Empathy & Sunday Scaries

Posted by Mindy Tulsi-Ingram on 30th Apr 2024

Empathy & Sunday Scaries

What is empathy?

Empathy involves putting yourself in another person’s shoes to better relate and understand how they are feeling. It is important in all relationships – our friends and other key people in our life, our work associates and our community.

Some of us are more empathetic than others. Cambridge University research has shown that empathy is partly due to genetics, and women are slightly more empathetic than men (thought to be part of women’s socialization).

Children demonstrate empathy, and it becomes more evident after their first year, when they respond to and even offer comfort when they detect another person’s pain or hear a cry.

However, empathy can be learned, and the more we practice it, the more natural it becomes.
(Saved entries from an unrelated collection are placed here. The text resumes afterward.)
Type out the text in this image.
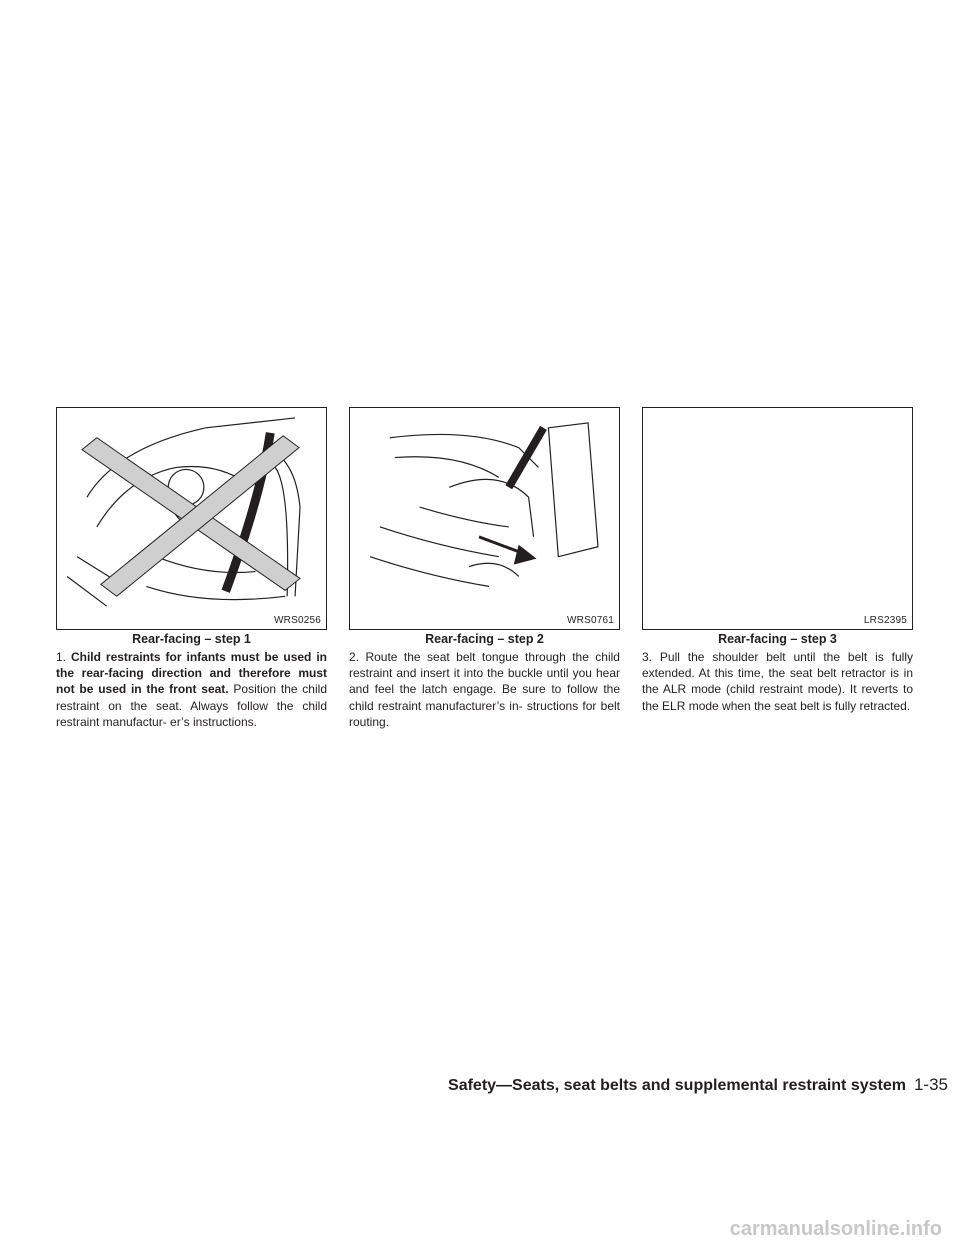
WRS0256
Rear-facing – step 1
WRS0761
Rear-facing – step 2
LRS2395
Rear-facing – step 3
1. Child restraints for infants must be used in the rear-facing direction and therefore must not be used in the front seat. Position the child restraint on the seat. Always follow the child restraint manufactur- er’s instructions.
2. Route the seat belt tongue through the child restraint and insert it into the buckle until you hear and feel the latch engage. Be sure to follow the child restraint manufacturer’s in- structions for belt routing.
3. Pull the shoulder belt until the belt is fully extended. At this time, the seat belt retractor is in the ALR mode (child restraint mode). It reverts to the ELR mode when the seat belt is fully retracted.
Safety—Seats, seat belts and supplemental restraint system 1-35
carmanualsonline.info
Empathy builds trust, fosters intimacy and helps us resolve conflicts as it allows us to connect and better relate to others. 

Our communication is improved by paying attention to others’ thoughts and feelings without judgement, while showing that we understand and value their perspective.

Leaders who practice empathy are better able to understand the needs and challenges of their team members, resulting in improved morale and increased productivity, and contributing to their business success.

To practice empathy:

  • Use focused listening.
    • Pay attention to the person’s body language, tone of voice, and the context of their words.
  • Show gratitude.
    • Appreciate their time and effort, making their interaction with you as smooth as possible.
  • Be proactive by anticipating challenges and address them before they become problems.
    • Provide constructive feedback, offer clear solutions and instructions.

Empathy is critical in conflict resolution as you are more able to understand the causes of the problem, see both party’s point of view, and promotes reconciliation.

What about you?

Following airline safety procedures, we must ‘put our own mask on first’ before we are able to take care of others.

To be truly empathetic we must understand our own emotions and experiences, acknowledge our strengths and weaknesses and prioritize our own well-being.  In the workplace this translates to effective time management, managing stress, preventing burnout, and maintaining work-life balance.

Once we are in control of ourselves, we can be open to and relate to the challenges and hardships of others, improving all of our social interactions.

Sunday Scaries

Last Sunday evening when I was at the gym, a woman beside me told me that she was dreading going to work the next day and it was causing her a great deal of stress.Just thinking of Monday makes her restless and anxious. She loves her job, however every Sunday she is overcome with this feeling of dread.

I said that she was experiencing Sunday Scaries, and that she was not alone.

A recent LinkedIn survey found that 75% of workers experience the Sunday Scaries - dread and anxiety ahead of the work week ahead - and it appears that the extent to which workers feel this way is on the rise.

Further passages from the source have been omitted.